Solana claims to offer more instantaneous transaction times and lower costs than its competitors.
If you’re considering investing in this cryptocurrency, consider the following factors before doing so.
This Solana review will break down its pros and cons, including what makes it different from other cryptocurrencies, How to buy Sol, its projected market value, and whether or not it will hold up over time.
What Is Solana?
Solana is a public blockchain platform that uses smart contracts to execute transactions. Its native cryptocurrency is called SOL.
The main benefit is faster transaction times than other blockchain projects.
It also offers higher security and easier integration with existing business applications due to its compatibility with Apache Hyperledger Fabric, an open-source system for developers to build applications using blockchain technology.
How Does It Work?
The Solana platform is built on a directed acyclic graph (DAG) algorithm, a completely different method of verifying transactions.
Rather than relying on mining to confirm transactions and create new blocks in the blockchain, Solana uses an interconnected web of nodes that automatically check each other’s work to ensure security.
Solana aims to deliver transaction speeds of up to 10x faster than Ethereum and 1,000x faster than Bitcoin in just seconds.
What Are The Advantages of Choosing Solana Over Other Blockchains?
Solana is a public blockchain platform with smart contract functionality.
Solana’s team claims that it can provide transaction speeds, low transaction costs, and security comparable to what’s currently available from platforms like Ethereum.
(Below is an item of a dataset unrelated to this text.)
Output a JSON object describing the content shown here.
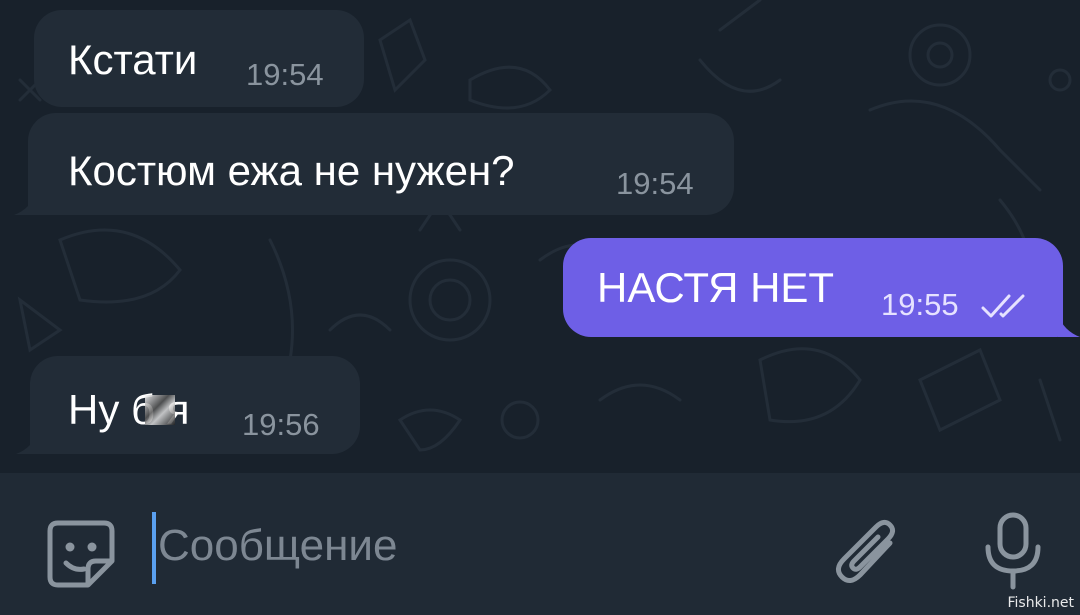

So what makes Solana different from its competitors like Ethereum and Bitcoin? Here are a few of our favored advantages
- Solana is built on a Directed Acyclic Graph (DAG) rather than a blockchain. This means that transactions are verified in parallel rather than sequentially, resulting in faster transaction times.
The team claims to achieve transaction speeds of up to 55,000 TPS (transactions per second). Ethereum, by comparison, is capable of processing way much less than that.
- Solana’s transaction fees are also much lower than Ethereum’s. The team claims that their fee structure is designed to be substantially cheaper than other platforms, and they claim that the transaction fee will be less than USD 0.00025 per transaction.
- Solana is secured by Proof of Stake (PoS) rather than Proof of Work (PoW). This means that there’s no need for expensive mining hardware to verify transactions on Solana’s blockchain.
Instead, users are rewarded for verifying transactions with their native cryptocurrency, SOL. This makes it more affordable to participate in Solana’s network as a node operator.
- Solana is compatible with smart contracts. This means that Solana can support dApps and other blockchain-based applications just like Ethereum and Bitcoin.
The team claims that their platform will be fully compatible with Solidity, Ethereum’s programming language for smart contracts.
What Are The Disadvantages of Solana’s Blockchain Technology?
Some users have reported difficulties interacting with Solana’s smart contracts, so it may be advisable to proceed with caution when using them.
Luckily, Solana has a testnet where users can experiment without risk. Before investing in SOL tokens (Solana’s cryptocurrency), you should probably try using a smart contract and see how they fare on Testnet.
If everything goes well and you aren’t having any issues, it should be safe to transfer your assets to Mainnet.
Final Opinion: Should You Invest?
If you’re looking for an investment with a solid foundation and high growth potential, Solana might be it.
There are still issues to work out, such as interoperability and high transaction fees, but as Solana continues to develop, we expect these issues to decrease over time.
Our advice is to consider adding SOL to your portfolio if you’re looking for a fast-growing investment with some risk.